Here are the patient education articles that are relevant to this topic. We encourage you to print or e-mail these topics to your patients. (You can also locate patient education articles on a variety of subjects by searching on "patient info" and the keyword(s) of interest.)
●Beyond the Basics topic (see "Patient education: Cast and splint care (Beyond the Basics)")
SUMMARY AND RECOMMENDATIONS
●Benefits and timing of casting – Casts provide a stable, protected environment in which the external periosteal callus can form and normal bone healing can proceed. The optimal time to place a cast is after post-traumatic swelling has resolved, which usually takes five to seven days. (See 'Overview' above.)
●Cast materials – Fiberglass and plaster of Paris are the two most common types of fracture "tape" used for casting. Fiberglass is lighter, stronger, more breathable, and sets more quickly than plaster. Plaster molds more uniformly and may be easier for less experienced clinicians to use. (See 'Materials' above.)
●Cast application – The steps involved in applying a cast are described in the text; common casts and their application are summarized in the accompanying table (table 1). For proper cast application, it is important that the clinician do the following:
•Protect the skin with a stockinette, the first layer of any cast, and adequate but not excessive amounts of padding.
•Use extra padding over bony prominences.
•Ensure maximal immobilization for unstable fractures by including the joints proximal and distal to the fracture site in the cast.
•Casts should place the affected joints in their position of function (ie, neutral position) whenever possible. (See 'Application of cast' above.)
●Cast complications – Casting has several potential complications, including pressure sores, neurovascular compromise, acute compartment syndrome, and disuse atrophy. Therefore, any patient in a cast who complains of pain, burning, tingling, or numbness should be evaluated immediately. (See 'Complications' above.)

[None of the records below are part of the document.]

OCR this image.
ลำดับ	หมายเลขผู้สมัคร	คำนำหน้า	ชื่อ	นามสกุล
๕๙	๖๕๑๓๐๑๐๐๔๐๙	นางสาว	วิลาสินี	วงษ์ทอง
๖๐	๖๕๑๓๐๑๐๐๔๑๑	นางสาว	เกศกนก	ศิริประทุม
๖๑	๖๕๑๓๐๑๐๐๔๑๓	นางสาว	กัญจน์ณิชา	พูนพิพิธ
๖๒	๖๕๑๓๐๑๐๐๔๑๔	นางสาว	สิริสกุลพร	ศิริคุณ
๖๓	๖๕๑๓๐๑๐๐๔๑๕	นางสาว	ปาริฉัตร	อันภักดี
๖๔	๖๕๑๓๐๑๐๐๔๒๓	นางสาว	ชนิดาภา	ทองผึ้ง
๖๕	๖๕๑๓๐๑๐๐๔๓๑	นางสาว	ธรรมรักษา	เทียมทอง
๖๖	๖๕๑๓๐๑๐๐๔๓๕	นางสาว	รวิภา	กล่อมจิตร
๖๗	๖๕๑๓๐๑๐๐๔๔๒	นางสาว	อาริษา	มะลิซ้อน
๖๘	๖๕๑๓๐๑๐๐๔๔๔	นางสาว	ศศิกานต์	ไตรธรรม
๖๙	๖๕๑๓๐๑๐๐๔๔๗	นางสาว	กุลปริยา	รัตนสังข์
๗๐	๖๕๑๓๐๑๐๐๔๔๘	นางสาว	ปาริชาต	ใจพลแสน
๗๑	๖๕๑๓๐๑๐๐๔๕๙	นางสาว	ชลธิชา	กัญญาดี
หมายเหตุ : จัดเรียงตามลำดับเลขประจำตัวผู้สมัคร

●Follow-up visit scheduling – The intervals between follow-up visits depend on the nature of the fracture, the type of cast, and any concerns there may be about patient compliance. Children with unstable fractures need to be reexamined frequently, in some cases as often as two times each week; responsible adults with stable minor fractures may require only one follow-up visit. (See 'Follow-up visits' above.)

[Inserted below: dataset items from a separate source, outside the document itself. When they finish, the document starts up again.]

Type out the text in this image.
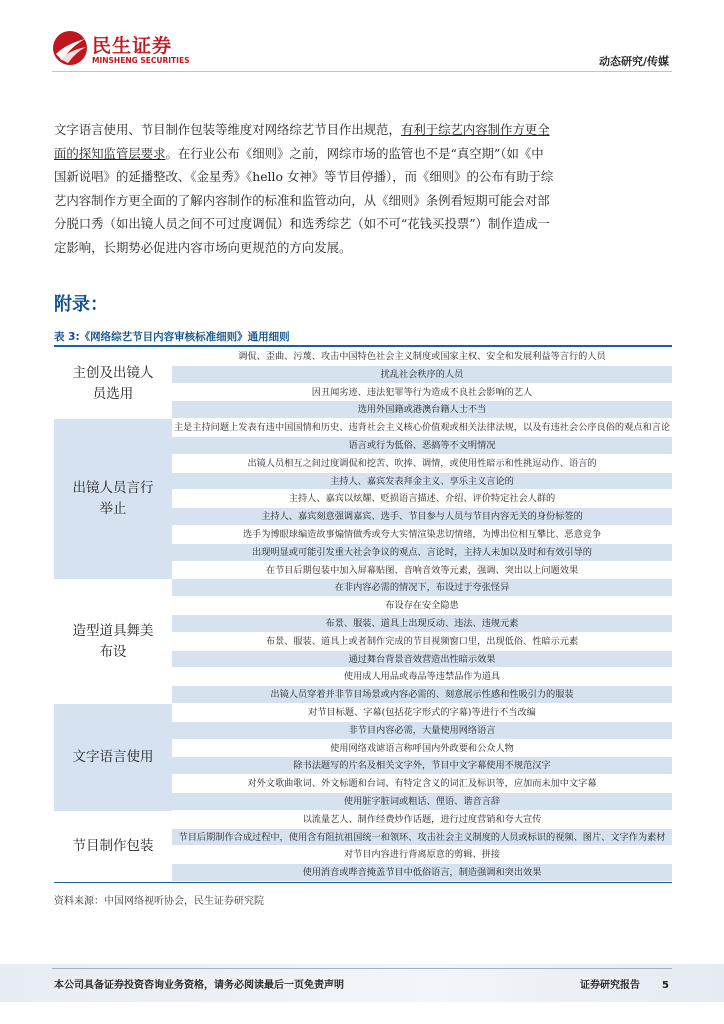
民生证券
MINSHENG SECURITIES	动态研究/传媒
文字语言使用、节目制作包装等维度对网络综艺节目作出规范，有利于综艺内容制作方更全面的探知监管层要求。在行业公布《细则》之前，网综市场的监管也不是“真空期”（如《中国新说唱》的延播整改、《金星秀》《hello 女神》等节目停播），而《细则》的公布有助于综艺内容制作方更全面的了解内容制作的标准和监管动向，从《细则》条例看短期可能会对部分脱口秀（如出镜人员之间不可过度调侃）和选秀综艺（如不可“花钱买投票”）制作造成一定影响，长期势必促进内容市场向更规范的方向发展。
附录：
表 3:《网络综艺节目内容审核标准细则》通用细则
主创及出镜人员选用
调侃、歪曲、污蔑、攻击中国特色社会主义制度或国家主权、安全和发展利益等言行的人员
扰乱社会秩序的人员
因丑闻劣迹、违法犯罪等行为造成不良社会影响的艺人
选用外国籍或港澳台籍人士不当
出镜人员言行举止
主是主持问题上发表有违中国国情和历史、违背社会主义核心价值观或相关法律法规，以及有违社会公序良俗的观点和言论
语言或行为低俗、恶搞等不文明情况
出镜人员相互之间过度调侃和挖苦、吹捧、调情，或使用性暗示和性挑逗动作、语言的
主持人、嘉宾发表拜金主义、享乐主义言论的
主持人、嘉宾以炫耀、贬损语言描述、介绍、评价特定社会人群的
主持人、嘉宾刻意强调嘉宾、选手、节目参与人员与节目内容无关的身份标签的
选手为博眼球编造故事煽情做秀或夸大实情渲染悲切情绪，为博出位相互攀比、恶意竞争
出现明显或可能引发重大社会争议的观点、言论时，主持人未加以及时和有效引导的
在节目后期包装中加入屏幕贴图、音响音效等元素，强调、突出以上问题效果
造型道具舞美布设
在非内容必需的情况下，布设过于夸张怪异
布设存在安全隐患
布景、服装、道具上出现反动、违法、违规元素
布景、服装、道具上或者制作完成的节目视频窗口里，出现低俗、性暗示元素
通过舞台背景音效营造出性暗示效果
使用成人用品或毒品等违禁品作为道具
出镜人员穿着并非节目场景或内容必需的、刻意展示性感和性吸引力的服装
文字语言使用
对节目标题、字幕(包括花字形式的字幕)等进行不当改编
非节目内容必需，大量使用网络语言
使用网络戏谑语言称呼国内外政要和公众人物
除书法题写的片名及相关文字外，节目中文字幕使用不规范汉字
对外文歌曲歌词、外文标题和台词、有特定含义的词汇及标识等，应加而未加中文字幕
使用脏字脏词或粗话、俚语、谐音言辞
节目制作包装
以流量艺人、制作经费炒作话题，进行过度营销和夸大宣传
节目后期制作合成过程中，使用含有阻抗祖国统一和领环、攻击社会主义制度的人员或标识的视频、图片、文字作为素材
对节目内容进行背离原意的剪辑、拼接
使用消音或哔音掩盖节目中低俗语言，制造强调和突出效果
资料来源：中国网络视听协会，民生证券研究院
本公司具备证券投资咨询业务资格，请务必阅读最后一页免责声明	证券研究报告 5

●Clinical assessment of healing – A combination of clinical and radiographic factors offers the best estimation of fracture healing. Assessment of healing is usually performed around the time when union would normally be expected. (See 'Clinical assessment of fracture healing' above.)

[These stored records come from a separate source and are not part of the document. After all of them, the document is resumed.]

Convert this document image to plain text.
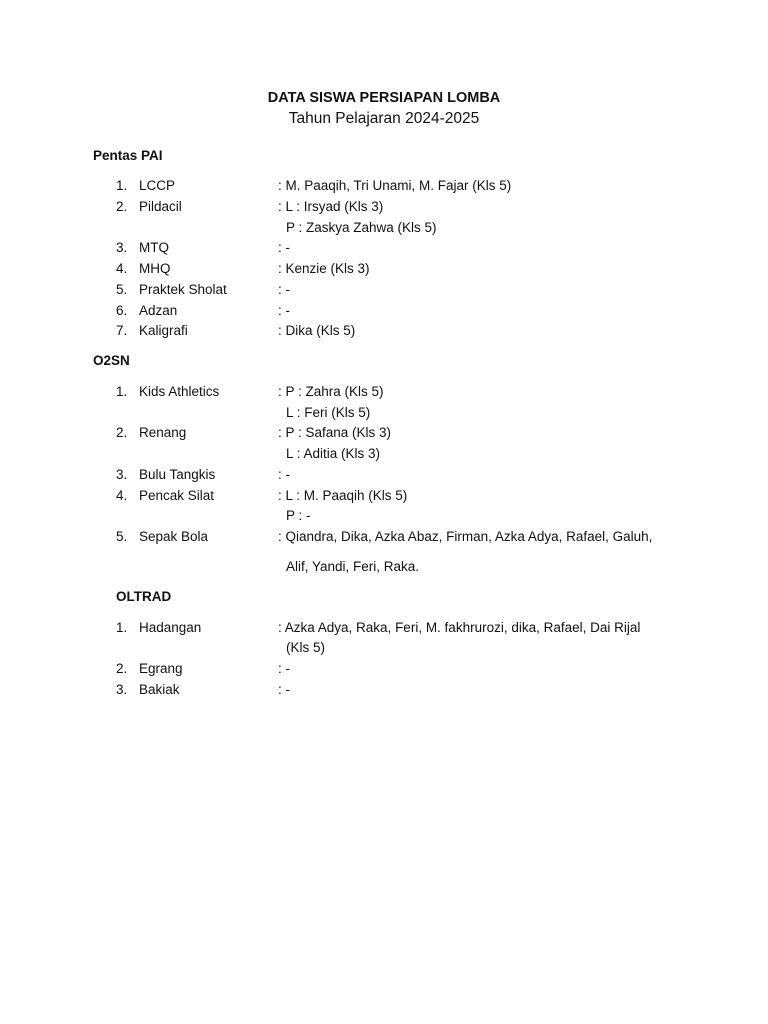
DATA SISWA PERSIAPAN LOMBA
Tahun Pelajaran 2024-2025
Pentas PAI
1. LCCP	: M. Paaqih, Tri Unami, M. Fajar (Kls 5)
2. Pildacil	: L : Irsyad (Kls 3)
P : Zaskya Zahwa (Kls 5)
3. MTQ	: -
4. MHQ	: Kenzie (Kls 3)
5. Praktek Sholat	: -
6. Adzan	: -
7. Kaligrafi	: Dika (Kls 5)
O2SN
1. Kids Athletics	: P : Zahra (Kls 5)
L : Feri (Kls 5)
2. Renang	: P : Safana (Kls 3)
L : Aditia (Kls 3)
3. Bulu Tangkis	: -
4. Pencak Silat	: L : M. Paaqih (Kls 5)
P : -
5. Sepak Bola	: Qiandra, Dika, Azka Abaz, Firman, Azka Adya, Rafael, Galuh,
Alif, Yandi, Feri, Raka.
OLTRAD
1. Hadangan	: Azka Adya, Raka, Feri, M. fakhrurozi, dika, Rafael, Dai Rijal
(Kls 5)
2. Egrang	: -
3. Bakiak	: -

●Nutrition and adjunctive therapies – All patients with fractures require good nutrition – including adequate vitamin D, calcium, and protein – to maximize fracture healing. A daily dose of 1000 international units is reasonable if a vitamin D supplement is used. Assuming normal kidney function, daily protein intake of about 2 grams per kg of bodyweight is reasonable.
A number of adjunctive therapies for fracture healing are available, but few rigorous studies have been performed, and the appropriate role of such treatments remains to be determined. (See 'Adjunctive therapy for fracture healing' above.)